ChatGPT va-t-il vous voler votre travail ?

Avec le lancement en grande pompe de son intelligence artificielle générative, la société OpenAI a relancé le débat ancien de l’impact du progrès technique sur l’emploi. La crainte viendrait cette fois-ci du fait que la technologie serait désormais capable de remplacer des professionnels hautement qualifiés. Analystes financiers, développeurs, journalistes, enseignants… ces métiers sont-ils vraiment menacés par des robots aux qualités intellectuelles surhumaines ?

Progrès et « chômage technologique », une peur ancienne

L’idée selon laquelle la technologie détruirait plus d’emplois qu’elle n’en produit n’est pas nouvelle. Tisserands hollandais, luddites anglais, canuts lyonnais… l’histoire de la révolution industrielle est parsemée de révoltes d’ouvriers qui voyaient d’un mauvais œil l’apparition de machines dans les usines dès la fin du XVIIIème siècle.

Beaucoup plus proche de nous, une étude publiée en 2013 par deux chercheurs de l’université d’Oxford, Carl Benedikt Frey et Michael Osborne, jetait un pavé dans la mare en estimant que 47% des emplois américains risquaient d’être remplacés par des machines en l’espace d’une à deux décennies. Pour la France, le cabinet Roland Berger parvenait à un résultat plus inquiétant encore en prédisant que deux emplois sur cinq pourraient disparaître du fait de la diffusion des technologies numériques.

Une réalité plus nuancée

Dix ans plus tard, force est de constater que l’apocalypse qui nous était promise ne s’est pas réalisée. Les méthodologies utilisées par ces études sont aujourd’hui remises en cause. Elles partent du principe qu’un métier peut être automatisé si plus de 70% des tâches qui le composent sont répétitives. Or, un métier n’est pas une simple addition de tâches, il s’insère le plus souvent dans des organisations du travail globales qui supposent des compétences et des interactions sociales que les machines sont aujourd’hui incapables de mener.

Une évolution technologique peut aussi être possible mais pas souhaitable ni souhaitée par la société. Selon l’étude de Frey et Osborne citée précédemment, le métier de mannequin présenterait un des plus forts risques d’automatisation. Certes, marcher sur un podium constitue en soi une tâche parfaitement automatisable mais qui peut imaginer voir des robots défiler pour des maisons de haute couture ou poser en couverture d’un magazine de mode ? Un autre exemple moins caricatural est celui des caisses automatiques de supermarchés qui auraient pu faire totalement disparaître le métier de caissier. Or, ces emplois subsistent encore ce qui vient confirmer le fait que tout emploi automatisable n’est pas voué à une disparition certaine.

Vers la création de nouveaux métiers mais surtout l’évolution de ceux existants

Comme pour toutes les autres ruptures technologiques, la diffusion de l’intelligence artificielle dans nos sociétés va conduire à des destructions d’emploi mais également à la création de nouveaux métiers.

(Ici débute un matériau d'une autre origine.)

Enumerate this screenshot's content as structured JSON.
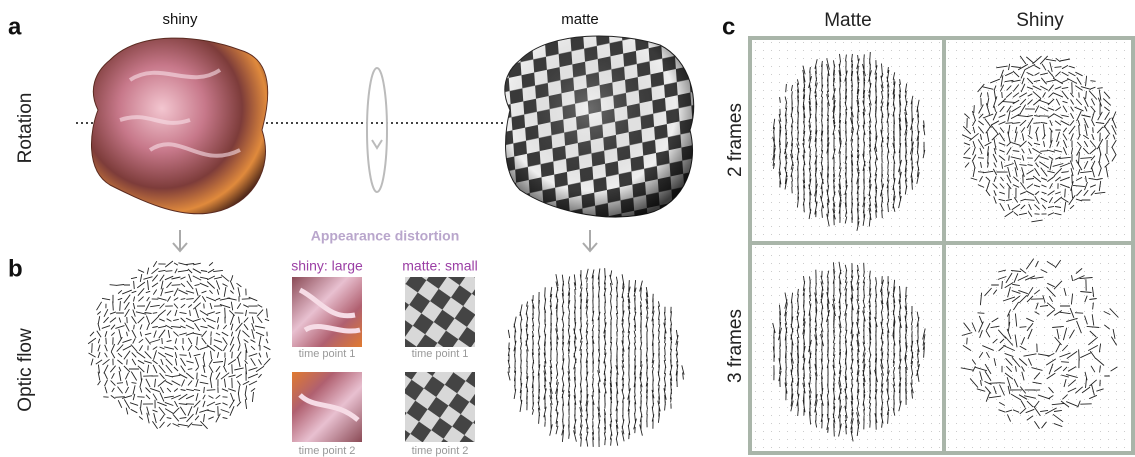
{
  "panels": {
    "a": {
      "label": "a",
      "row_label": "Rotation",
      "objects": [
        "shiny",
        "matte"
      ]
    },
    "b": {
      "label": "b",
      "row_label": "Optic flow",
      "heading": "Appearance distortion",
      "columns": [
        {
          "title": "shiny: large",
          "frames": [
            "time point 1",
            "time point 2"
          ]
        },
        {
          "title": "matte: small",
          "frames": [
            "time point 1",
            "time point 2"
          ]
        }
      ]
    },
    "c": {
      "label": "c",
      "columns": [
        "Matte",
        "Shiny"
      ],
      "rows": [
        "2 frames",
        "3 frames"
      ]
    }
  }
}
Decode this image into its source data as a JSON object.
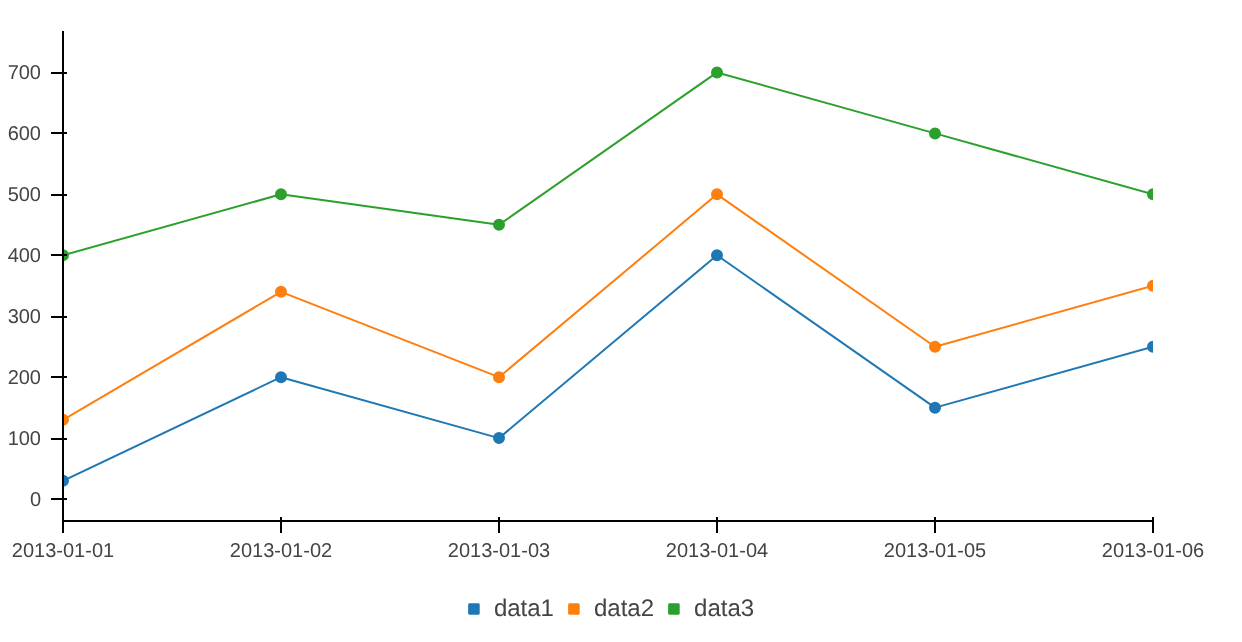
{
  "chart_data": {
    "type": "line",
    "x": [
      "2013-01-01",
      "2013-01-02",
      "2013-01-03",
      "2013-01-04",
      "2013-01-05",
      "2013-01-06"
    ],
    "series": [
      {
        "name": "data1",
        "color": "#1f77b4",
        "values": [
          30,
          200,
          100,
          400,
          150,
          250
        ]
      },
      {
        "name": "data2",
        "color": "#ff7f0e",
        "values": [
          130,
          340,
          200,
          500,
          250,
          350
        ]
      },
      {
        "name": "data3",
        "color": "#2ca02c",
        "values": [
          400,
          500,
          450,
          700,
          600,
          500
        ]
      }
    ],
    "xlim": [
      "2013-01-01",
      "2013-01-06"
    ],
    "xticks": [
      "2013-01-01",
      "2013-01-02",
      "2013-01-03",
      "2013-01-04",
      "2013-01-05",
      "2013-01-06"
    ],
    "ylim": [
      -36,
      768
    ],
    "yticks": [
      0,
      100,
      200,
      300,
      400,
      500,
      600,
      700
    ],
    "grid": false,
    "legend": "bottom",
    "marker": "circle",
    "line_style": "solid"
  }
}
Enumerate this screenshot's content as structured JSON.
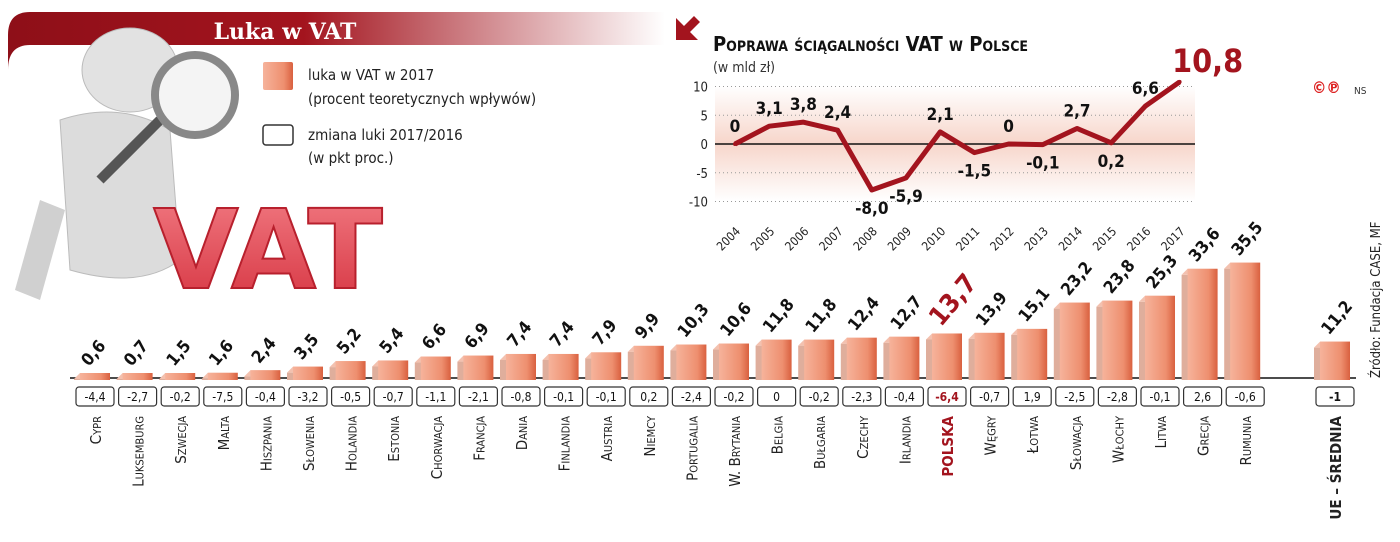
{
  "header": {
    "title": "Luka w VAT"
  },
  "legend": {
    "gap_label_1": "luka w VAT w 2017",
    "gap_label_2": "(procent teoretycznych wpływów)",
    "change_label_1": "zmiana luki 2017/2016",
    "change_label_2": "(w pkt proc.)"
  },
  "illustration": {
    "text": "VAT"
  },
  "copyright": {
    "marks": "©℗",
    "author": "NS"
  },
  "source": "Źródło: Fundacja CASE, MF",
  "colors": {
    "accent": "#a3141e",
    "bar": "#ee9a7e",
    "bar_dark": "#d9603f",
    "line": "#a3141e"
  },
  "chart_data": [
    {
      "type": "bar",
      "title": "",
      "categories": [
        "Cypr",
        "Luksemburg",
        "Szwecja",
        "Malta",
        "Hiszpania",
        "Słowenia",
        "Holandia",
        "Estonia",
        "Chorwacja",
        "Francja",
        "Dania",
        "Finlandia",
        "Austria",
        "Niemcy",
        "Portugalia",
        "W. Brytania",
        "Belgia",
        "Bułgaria",
        "Czechy",
        "Irlandia",
        "Polska",
        "Węgry",
        "Łotwa",
        "Słowacja",
        "Włochy",
        "Litwa",
        "Grecja",
        "Rumunia",
        "UE – średnia"
      ],
      "series": [
        {
          "name": "luka w VAT w 2017",
          "values": [
            "0,6",
            "0,7",
            "1,5",
            "1,6",
            "2,4",
            "3,5",
            "5,2",
            "5,4",
            "6,6",
            "6,9",
            "7,4",
            "7,4",
            "7,9",
            "9,9",
            "10,3",
            "10,6",
            "11,8",
            "11,8",
            "12,4",
            "12,7",
            "13,7",
            "13,9",
            "15,1",
            "23,2",
            "23,8",
            "25,3",
            "33,6",
            "35,5",
            "11,2"
          ]
        },
        {
          "name": "zmiana luki 2017/2016",
          "values": [
            "-4,4",
            "-2,7",
            "-0,2",
            "-7,5",
            "-0,4",
            "-3,2",
            "-0,5",
            "-0,7",
            "-1,1",
            "-2,1",
            "-0,8",
            "-0,1",
            "-0,1",
            "0,2",
            "-2,4",
            "-0,2",
            "0",
            "-0,2",
            "-2,3",
            "-0,4",
            "-6,4",
            "-0,7",
            "1,9",
            "-2,5",
            "-2,8",
            "-0,1",
            "2,6",
            "-0,6",
            "-1"
          ]
        }
      ],
      "highlight": "Polska"
    },
    {
      "type": "line",
      "title": "Poprawa ściągalności VAT w Polsce",
      "subtitle": "(w mld zł)",
      "x": [
        "2004",
        "2005",
        "2006",
        "2007",
        "2008",
        "2009",
        "2010",
        "2011",
        "2012",
        "2013",
        "2014",
        "2015",
        "2016",
        "2017"
      ],
      "values": [
        "0",
        "3,1",
        "3,8",
        "2,4",
        "-8,0",
        "-5,9",
        "2,1",
        "-1,5",
        "0",
        "-0,1",
        "2,7",
        "0,2",
        "6,6",
        "10,8"
      ],
      "yticks": [
        "10",
        "5",
        "0",
        "-5",
        "-10"
      ],
      "ylim": [
        -10,
        10
      ],
      "grid": true
    }
  ]
}
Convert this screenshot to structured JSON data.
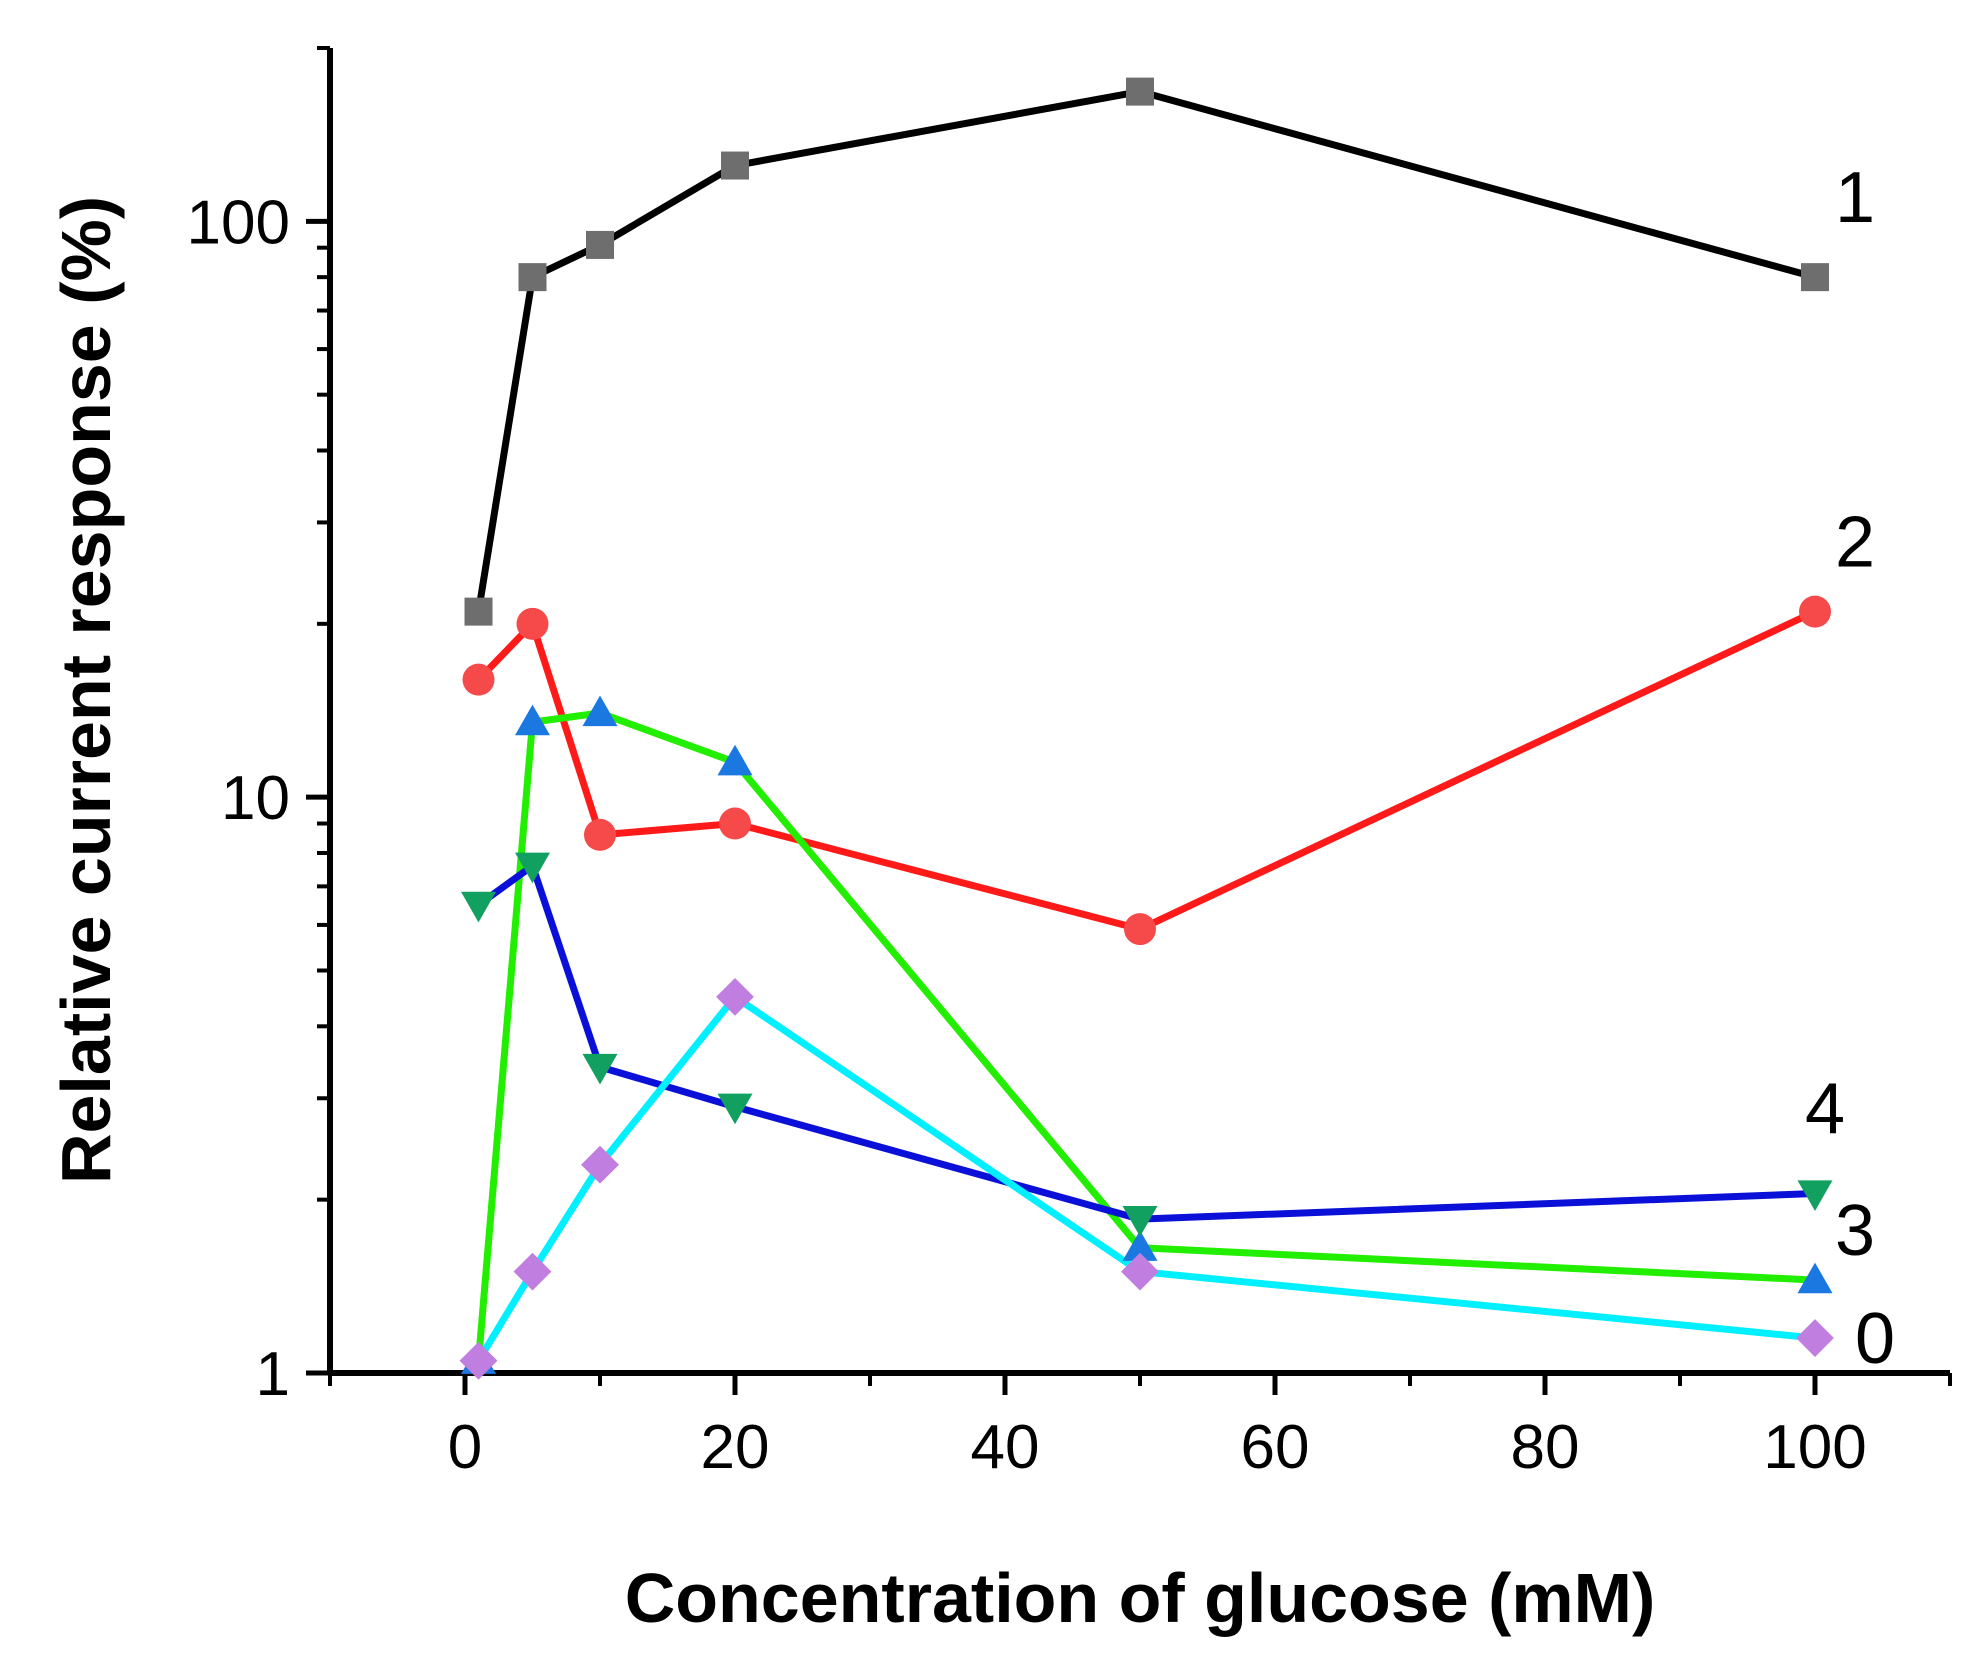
{
  "chart_data": {
    "type": "line",
    "title": "",
    "xlabel": "Concentration of glucose (mM)",
    "ylabel": "Relative current response (%)",
    "xlim": [
      -10,
      110
    ],
    "ylim": [
      1,
      200
    ],
    "yscale": "log",
    "xticks": [
      0,
      20,
      40,
      60,
      80,
      100
    ],
    "xtick_labels": [
      "0",
      "20",
      "40",
      "60",
      "80",
      "100"
    ],
    "yticks": [
      1,
      10,
      100
    ],
    "ytick_labels": [
      "1",
      "10",
      "100"
    ],
    "x": [
      1,
      5,
      10,
      20,
      50,
      100
    ],
    "series": [
      {
        "name": "1",
        "label": "1",
        "line_color": "#000000",
        "marker": "square",
        "marker_color": "#6e6e6e",
        "values": [
          21,
          80,
          91,
          125,
          168,
          80
        ]
      },
      {
        "name": "2",
        "label": "2",
        "line_color": "#ff1a1a",
        "marker": "circle",
        "marker_color": "#f64a4a",
        "values": [
          16,
          20,
          8.6,
          9.0,
          5.9,
          21
        ]
      },
      {
        "name": "3",
        "label": "3",
        "line_color": "#22ee00",
        "marker": "triangle-up",
        "marker_color": "#1a78e0",
        "values": [
          1.05,
          13.5,
          14,
          11.5,
          1.65,
          1.45
        ]
      },
      {
        "name": "4",
        "label": "4",
        "line_color": "#0a10d8",
        "marker": "triangle-down",
        "marker_color": "#12a060",
        "values": [
          6.5,
          7.6,
          3.4,
          2.9,
          1.85,
          2.05
        ]
      },
      {
        "name": "0",
        "label": "0",
        "line_color": "#00f0ff",
        "marker": "diamond",
        "marker_color": "#c07ee0",
        "values": [
          1.05,
          1.5,
          2.3,
          4.5,
          1.5,
          1.15
        ]
      }
    ]
  }
}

On parle déjà de l’apparition d’éthiciens de l’intelligence artificielle dont le rôle sera de décider comment un ordinateur devra se comporter face à un problème éthique, comme par exemple le choix que devra faire une voiture autonome lorsqu’elle sera confrontée à un accident inévitable.

Le plus gros des bouleversements viendra cependant de l’évolution des métiers existants et nécessitera donc une adaptation des compétences des salariés. Les outils d’intelligence artificielle comme ChatGPT auront par exemple un impact significatif sur le métier de développeur informatique : ces derniers passeront moins de temps à écrire des lignes de code, des tâches simples et répétitives dans lesquelles ChatGPT excelle, mais davantage à contrôler ou à adapter celles rédigées automatiquement par l’outil. Le temps libéré sera alors dédié à des missions qui nécessitent de l’analyse et de la réflexion plus profondes. L’activité d’un développeur informatique est en effet bien plus vaste que de créer du code décorrélé de tout contexte.

Face à la rapidité et l’ampleur des changements, le défi majeur réside donc dans l’adaptation des systèmes de formation initiale et continue pour permettre aux salariés de faire évoluer leurs compétences tout au long de la vie et ainsi ne pas se laisser distancer par les évolutions de l’IA. Une nouvelle réalité qui nécessitera une implication de tous (éducation nationale, acteur de la formation continue, entreprises, etc.) pour s’assurer que les métiers puissent se réinventer et faire de ses évolutions technologiques un levier de compétitivité.